COVID-19: Transport ban paralyses major Gulu-Kampala highway market

Women dealing in groundnut paste (known locally as odii) and honey in Gulu municipality are registering very low sales following the suspension of public transportation due to the novel Coronavirus (COVID-19) pandemic.

The group of about 30 women operates from a road-side market situated along Gulu -Kampala Highway next to a road-side park where travellers from South Sudan, West Nile, and Lango sub-regions have been boarding or disembarking from for years. These travellers were the women’s chief clients.

However, business at the market has been adversely affected by President Museveni’s March 25 countrywide suspension of all means of public transport including buses, taxis, and coasters in a bid to minimize the spread of the COVID-19 virus through person-to-person contact.

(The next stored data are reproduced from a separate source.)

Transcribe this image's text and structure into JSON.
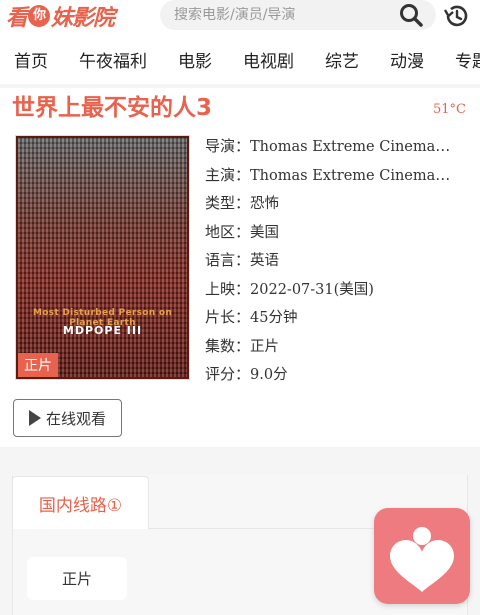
{
  "header": {
    "logo_text_a": "看",
    "logo_text_mid": "你",
    "logo_text_b": "妹影院",
    "search_placeholder": "搜索电影/演员/导演",
    "search_icon": "search-icon",
    "history_icon": "history-icon"
  },
  "nav": {
    "items": [
      {
        "label": "首页"
      },
      {
        "label": "午夜福利"
      },
      {
        "label": "电影"
      },
      {
        "label": "电视剧"
      },
      {
        "label": "综艺"
      },
      {
        "label": "动漫"
      },
      {
        "label": "专题"
      }
    ]
  },
  "movie": {
    "title": "世界上最不安的人3",
    "temperature": "51°C",
    "poster_headline": "Most Disturbed Person on Planet Earth",
    "poster_subtitle": "MDPOPE III",
    "poster_badge": "正片",
    "info": [
      {
        "key": "导演：",
        "value": "Thomas Extreme Cinemag…"
      },
      {
        "key": "主演：",
        "value": "Thomas Extreme Cinemag…"
      },
      {
        "key": "类型：",
        "value": "恐怖"
      },
      {
        "key": "地区：",
        "value": "美国"
      },
      {
        "key": "语言：",
        "value": "英语"
      },
      {
        "key": "上映：",
        "value": "2022-07-31(美国)"
      },
      {
        "key": "片长：",
        "value": "45分钟"
      },
      {
        "key": "集数：",
        "value": "正片"
      },
      {
        "key": "评分：",
        "value": "9.0分"
      }
    ],
    "watch_button": "在线观看"
  },
  "playlist": {
    "tab_label": "国内线路①",
    "episodes": [
      {
        "label": "正片"
      }
    ]
  },
  "colors": {
    "accent": "#e8624d",
    "fab": "#ee7b7f"
  }
}
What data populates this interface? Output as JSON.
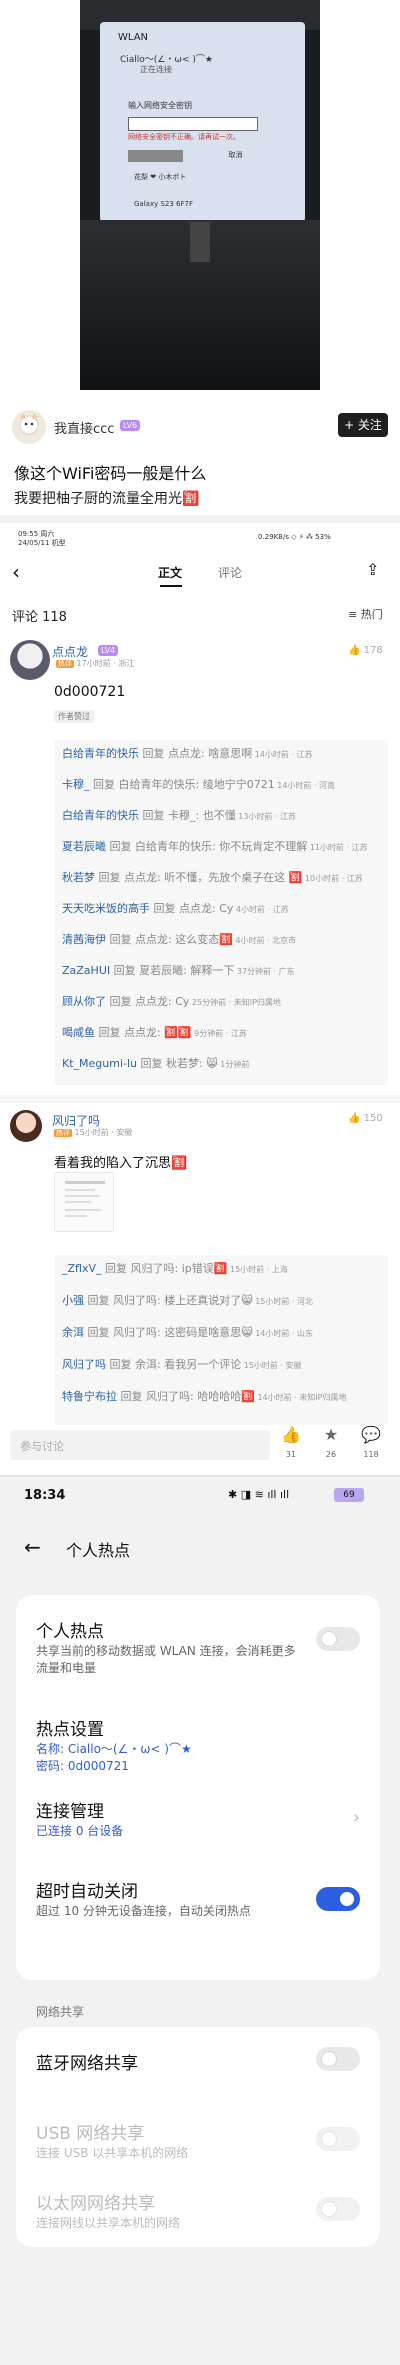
{
  "photo": {
    "wlan_title": "WLAN",
    "network_name": "Ciallo～(∠・ω< )⌒★",
    "status": "正在连接",
    "password_prompt": "输入网络安全密钥",
    "error_text": "网络安全密钥不正确。请再试一次。",
    "cancel_label": "取消",
    "net1": "花梨 ❤ 小木ボト",
    "net2": "Galaxy S23 6F7F"
  },
  "post": {
    "author_name": "我直接ccc",
    "author_level": "LV6",
    "follow_label": "+ 关注",
    "title": "像这个WiFi密码一般是什么",
    "body": "我要把柚子厨的流量全用光🈹"
  },
  "comments_page": {
    "status_left": "09:55 周六\n24/05/11 机型",
    "status_right": "0.29KB/s  ◇  ⚡  ⁂ 53%",
    "battery": "53%",
    "tabs": [
      "正文",
      "评论"
    ],
    "comment_count": "评论 118",
    "sort_label": "≡ 热门",
    "c1": {
      "name": "点点龙",
      "level": "LV4",
      "hot": "热评",
      "meta": "17小时前 · 浙江",
      "likes": "178",
      "text": "0d000721",
      "author_tag": "作者赞过"
    },
    "replies1": [
      {
        "user": "白给青年的快乐",
        "text": " 回复 点点龙: 啥意思啊",
        "meta": " 14小时前 · 江苏"
      },
      {
        "user": "卡穆_",
        "text": " 回复 白给青年的快乐: 绫地宁宁0721",
        "meta": " 14小时前 · 河南"
      },
      {
        "user": "白给青年的快乐",
        "text": " 回复 卡穆_: 也不懂",
        "meta": " 13小时前 · 江苏"
      },
      {
        "user": "夏若辰曦",
        "text": " 回复 白给青年的快乐: 你不玩肯定不理解",
        "meta": " 11小时前 · 江苏"
      },
      {
        "user": "秋若梦",
        "text": " 回复 点点龙: 听不懂，先放个桌子在这 🈹",
        "meta": " 10小时前 · 江苏"
      },
      {
        "user": "天天吃米饭的高手",
        "text": " 回复 点点龙: Cy",
        "meta": " 4小时前 · 江苏"
      },
      {
        "user": "清茜海伊",
        "text": " 回复 点点龙: 这么变态🈹",
        "meta": " 4小时前 · 北京市"
      },
      {
        "user": "ZaZaHUI",
        "text": " 回复 夏若辰曦: 解释一下",
        "meta": " 37分钟前 · 广东"
      },
      {
        "user": "顾从你了",
        "text": " 回复 点点龙: Cy",
        "meta": " 25分钟前 · 未知IP归属地"
      },
      {
        "user": "喝咸鱼",
        "text": " 回复 点点龙: 🈹🈹",
        "meta": " 9分钟前 · 江苏"
      },
      {
        "user": "Kt_Megumi-lu",
        "text": " 回复 秋若梦: 😸",
        "meta": " 1分钟前"
      }
    ],
    "c2": {
      "name": "风归了吗",
      "level": "LV4",
      "hot": "热评",
      "meta": "15小时前 · 安徽",
      "likes": "150",
      "text": "看着我的陷入了沉思🈹"
    },
    "replies2": [
      {
        "user": "_ZflxV_",
        "text": " 回复 风归了吗: ip错误🈹",
        "meta": " 15小时前 · 上海"
      },
      {
        "user": "小强",
        "text": " 回复 风归了吗: 楼上还真说对了😸",
        "meta": " 15小时前 · 河北"
      },
      {
        "user": "余洱",
        "text": " 回复 风归了吗: 这密码是啥意思😸",
        "meta": " 14小时前 · 山东"
      },
      {
        "user": "风归了吗",
        "text": " 回复 余洱: 看我另一个评论",
        "meta": " 15小时前 · 安徽"
      },
      {
        "user": "特鲁宁布拉",
        "text": " 回复 风归了吗: 哈哈哈哈🈹",
        "meta": " 14小时前 · 未知IP归属地"
      }
    ],
    "input_placeholder": "参与讨论",
    "actions": [
      {
        "icon": "👍",
        "count": "31"
      },
      {
        "icon": "★",
        "count": "26"
      },
      {
        "icon": "💬",
        "count": "118"
      }
    ]
  },
  "hotspot": {
    "time": "18:34",
    "status_icons": "✱ ◨ ≋ ıll ıll",
    "battery": "69",
    "title": "个人热点",
    "personal_title": "个人热点",
    "personal_sub": "共享当前的移动数据或 WLAN 连接，会消耗更多流量和电量",
    "settings_title": "热点设置",
    "settings_name": "名称: Ciallo～(∠・ω< )⌒★",
    "settings_pw": "密码: 0d000721",
    "manage_title": "连接管理",
    "manage_sub": "已连接 0 台设备",
    "auto_title": "超时自动关闭",
    "auto_sub": "超过 10 分钟无设备连接，自动关闭热点",
    "share_section": "网络共享",
    "bt_title": "蓝牙网络共享",
    "usb_title": "USB 网络共享",
    "usb_sub": "连接 USB 以共享本机的网络",
    "eth_title": "以太网网络共享",
    "eth_sub": "连接网线以共享本机的网络"
  }
}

Although the sale of food items was not banned, the odii and honey market now hosts fewer than 10 sellers, with many stalls empty because of few clients.

Grace Aciro, a resident of Tegwana, a parish in Gulu Municipality, has been selling odii and honey in the market for eight years. Aciro explained that before the ban on public transportation, her turnover was much faster, with travellers clearing her stock within a maximum of three days.

“Most of our clients were travellers who came from districts outside northern Uganda, and South Sudan, many of whom do not know how to make odii, but like it.”

“I used to earn a minimum of forty thousand shillings a day from selling my honey and odii, but now, I only get 5,000 shillings on a lucky day,” she said.

Aciro said the turnover rate plummeted immediately after the ban.

“I have not sold all the groundnut paste that I made a day before the ban.“ 

She also revealed that a few days before the order against public transportation, they sold huge quantities of honey, owing to speculation that honey might be useful in treating COVID-19, given that dry cough is one of its common symptoms. 

“Honey has always been a home-remedy for coughs and sore throats, so it was among the many things that people rushed to buy in large quantities,” she said.

According to Aciro, the traders had hoped that selling honey would be their lifeline now, since the sale of groundnut paste has gone down. To their dismay, honey supplies from the villages soon dried up either due to fear by the suppliers or lack of transport.

“Our suppliers who are all from the villages told us that they can not come to town now because they fear to contract the Coronavirus,” she said.

Florence Angom, a single mother of five, said that in addition to low sales, clients now offer them very low prices, aware of their desperation to make sales.  

“A few hours ago, a client of took a container of Odii worth 15,000 shillings and gave me only 10,000 shillings,” Angom said.

“I accepted the unfair deal because I had not sold anything the whole morning and I am sure that is the only money I will make today,” she said. 

Grace Akidi, a businesswoman who often bought groundnut paste from the same market, said she has also stopped buying odii from that market, saying her children will now make the groundnut paste at home.

“They have a lot of free time on their hands now that they are at home” she said. 

When the two-week ban on public transport was announced, Uganda had only registered nine cases. Currently the number of cases has jumped to 52.